Kate Scarlata, a Massachusetts-based dietitian and author of several books, including “The Complete Idiot’s Guide to Eating Well with IBS,” says that her clients’ response has often been “miraculous” when they adopt a low FODMAP diet. “It is so rewarding to see patients who have been suffering for close to a decade almost instantaneously feel better by pulling FODMAPs out of their diets.”
Researchers have published at least 10 trials of the low FODMAP diet, conducted at locations around the world. Their results demonstrate that anywhere from 50 to 80% of people with IBS respond positively to the low FODMAP diet. The Monash team found 75% of people on the diet had fewer IBS symptoms than those who did not restrict FODMAPs (Gastroenterology 2014, DOI: 10.1053/j.gastro.2013.09.046).
In 2016, the University of Michigan’s Chey and colleagues published the first randomized trial of the low FODMAP diet in the U.S. They found that 50% of people who adopted the low FODMAP diet felt better. They also found that 40% of people who adopted traditional dietary recommendations for IBS patients, such as eating small, frequent meals, as well as avoiding binge eating and sugary foods, also felt better. The difference between these two groups was that those on the low FODMAP diet had significant improvement in tough-to-treat IBS symptoms, like pain and bloating, whereas those who used the traditional dietary interventions did not (Am. J. Gatroenterol. 2016, DOI: 10.1038/ajg.2016.434).
Chey says he thinks the difference between his results and those from the Monash team is probably due to how the researchers define their end points—fewer symptoms in the Monash study versus overall relief from symptoms in the Michigan study. “I would love it if 75% of patients with IBS got better on the diet, but that’s not what we’re seeing,” he says. “Am I disappointed that half the patients get better? No, I think that’s still very good.”
Chey points out that his group’s study is revealing in that it also shows that 50% of people don’t respond to the low FODMAP diet, which he says is just as important. “It’s not a silver bullet for IBS. It’s just another arrow in our quiver.” IBS, he notes, is not a single disease, but a collection of ailments with common symptoms, likely caused by multiple mechanisms. It makes sense, Chey says, that there’s no one strategy that will work for everybody.

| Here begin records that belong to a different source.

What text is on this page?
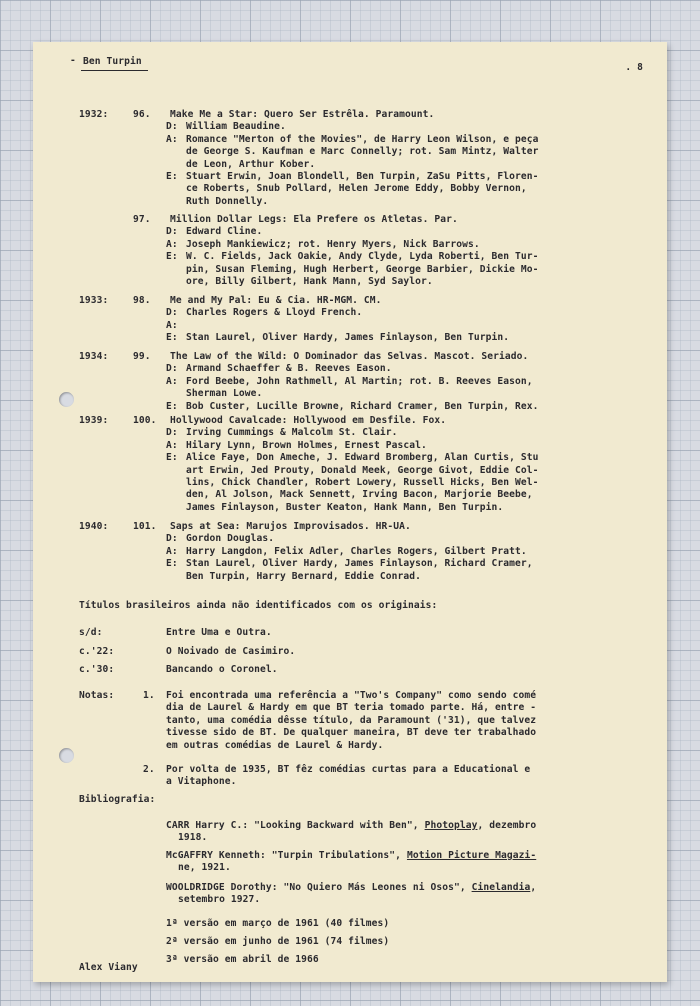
- Ben Turpin
. 8
1932:	96. Make Me a Star: Quero Ser Estrêla. Paramount.
D: William Beaudine.
A: Romance "Merton of the Movies", de Harry Leon Wilson, e peça
de George S. Kaufman e Marc Connelly; rot. Sam Mintz, Walter
de Leon, Arthur Kober.
E: Stuart Erwin, Joan Blondell, Ben Turpin, ZaSu Pitts, Floren-
ce Roberts, Snub Pollard, Helen Jerome Eddy, Bobby Vernon,
Ruth Donnelly.
97. Million Dollar Legs: Ela Prefere os Atletas. Par.
D: Edward Cline.
A: Joseph Mankiewicz; rot. Henry Myers, Nick Barrows.
E: W. C. Fields, Jack Oakie, Andy Clyde, Lyda Roberti, Ben Tur-
pin, Susan Fleming, Hugh Herbert, George Barbier, Dickie Mo-
ore, Billy Gilbert, Hank Mann, Syd Saylor.
1933:	98. Me and My Pal: Eu & Cia. HR-MGM. CM.
D: Charles Rogers & Lloyd French.
A:
E: Stan Laurel, Oliver Hardy, James Finlayson, Ben Turpin.
1934:	99. The Law of the Wild: O Dominador das Selvas. Mascot. Seriado.
D: Armand Schaeffer & B. Reeves Eason.
A: Ford Beebe, John Rathmell, Al Martin; rot. B. Reeves Eason,
Sherman Lowe.
E: Bob Custer, Lucille Browne, Richard Cramer, Ben Turpin, Rex.
1939:	100. Hollywood Cavalcade: Hollywood em Desfile. Fox.
D: Irving Cummings & Malcolm St. Clair.
A: Hilary Lynn, Brown Holmes, Ernest Pascal.
E: Alice Faye, Don Ameche, J. Edward Bromberg, Alan Curtis, Stu
art Erwin, Jed Prouty, Donald Meek, George Givot, Eddie Col-
lins, Chick Chandler, Robert Lowery, Russell Hicks, Ben Wel-
den, Al Jolson, Mack Sennett, Irving Bacon, Marjorie Beebe,
James Finlayson, Buster Keaton, Hank Mann, Ben Turpin.
1940:	101. Saps at Sea: Marujos Improvisados. HR-UA.
D: Gordon Douglas.
A: Harry Langdon, Felix Adler, Charles Rogers, Gilbert Pratt.
E: Stan Laurel, Oliver Hardy, James Finlayson, Richard Cramer,
Ben Turpin, Harry Bernard, Eddie Conrad.
Títulos brasileiros ainda não identificados com os originais:
s/d:	Entre Uma e Outra.
c.'22:	O Noivado de Casimiro.
c.'30:	Bancando o Coronel.
Notas:	1. Foi encontrada uma referência a "Two's Company" como sendo comé
dia de Laurel & Hardy em que BT teria tomado parte. Há, entre -
tanto, uma comédia dêsse título, da Paramount ('31), que talvez
tivesse sido de BT. De qualquer maneira, BT deve ter trabalhado
em outras comédias de Laurel & Hardy.
2. Por volta de 1935, BT fêz comédias curtas para a Educational e
a Vitaphone.
Bibliografia:
CARR Harry C.: "Looking Backward with Ben", Photoplay, dezembro
1918.
McGAFFRY Kenneth: "Turpin Tribulations", Motion Picture Magazi-
ne, 1921.
WOOLDRIDGE Dorothy: "No Quiero Más Leones ni Osos", Cinelandia,
setembro 1927.
1ª versão em março de 1961 (40 filmes)
2ª versão em junho de 1961 (74 filmes)
3ª versão em abril de 1966
Alex Viany
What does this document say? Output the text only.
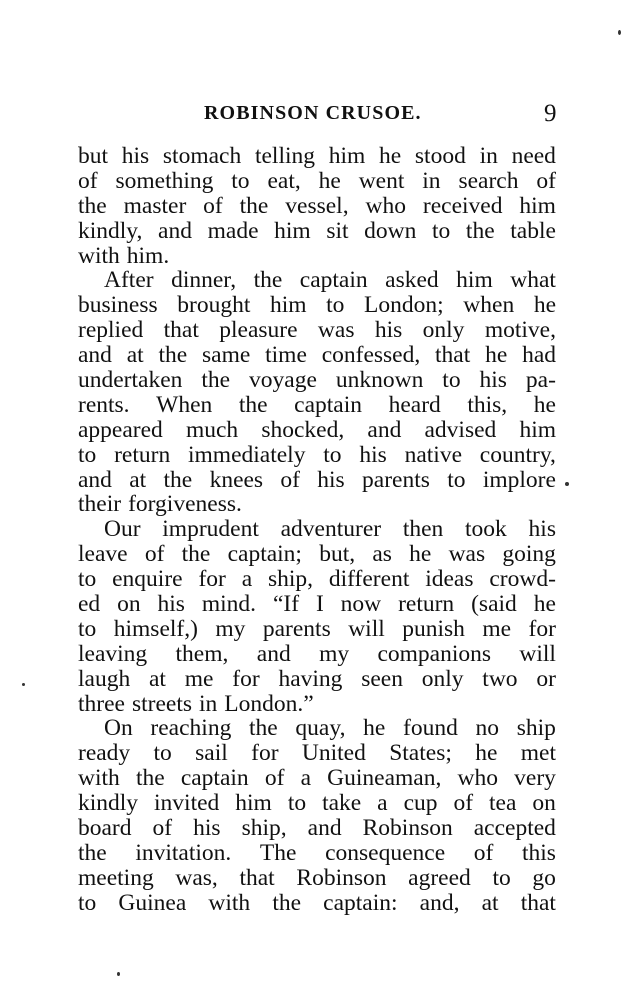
ROBINSON CRUSOE.	9
but his stomach telling him he stood in need
of something to eat, he went in search of
the master of the vessel, who received him
kindly, and made him sit down to the table
with him.
After dinner, the captain asked him what
business brought him to London; when he
replied that pleasure was his only motive,
and at the same time confessed, that he had
undertaken the voyage unknown to his pa-
rents. When the captain heard this, he
appeared much shocked, and advised him
to return immediately to his native country,
and at the knees of his parents to implore
their forgiveness.
Our imprudent adventurer then took his
leave of the captain; but, as he was going
to enquire for a ship, different ideas crowd-
ed on his mind. “If I now return (said he
to himself,) my parents will punish me for
leaving them, and my companions will
laugh at me for having seen only two or
three streets in London.”
On reaching the quay, he found no ship
ready to sail for United States; he met
with the captain of a Guineaman, who very
kindly invited him to take a cup of tea on
board of his ship, and Robinson accepted
the invitation. The consequence of this
meeting was, that Robinson agreed to go
to Guinea with the captain: and, at that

For those who do find relief with the low FODMAP diet, all the doctors and dietitians who spoke with C&EN emphasize that the stage of the program where people eliminate many foods should last only six weeks or so. It isn’t meant for long-term use.
“This story does not end when you put someone on the elimination diet,” Chey says. FODMAPs are important prebiotics that help grow good microbes, and restricting them affects the gut microbiome. Doctors and scientists don’t yet know if those changes are good, bad, or indifferent, Chey says, but eliminating all FODMAPs forever is probably not healthy and very difficult to comply with. Instead, it’s better to figure out precisely which foods trigger symptoms—the so-called challenge phase of the diet.
Once people’s symptoms have improved on the elimination diet—if they improve—then they “challenge” their diets with different FODMAP-rich foods, explains Shanti Eswaran, a University of Michigan gastroenterologist who works with Chey. “This is where a dietitian is incredibly helpful to slowly reintroduce certain foods with regular intervals, tracking symptoms as they go to figure out what FODMAPs the patient is sensitive to.”
Those food sensitivities are going to be different for everyone, Eswaran says, and once they’ve been established, each person has an individualized iteration of the low FODMAP diet. Straying from that diet may produce IBS symptoms, but people will likely know what the trigger was.
“That alone can really give people a lot of freedom and control over their lives,” Eswaran notes. In fact, it could make them eager to hold on to all the years of their lives.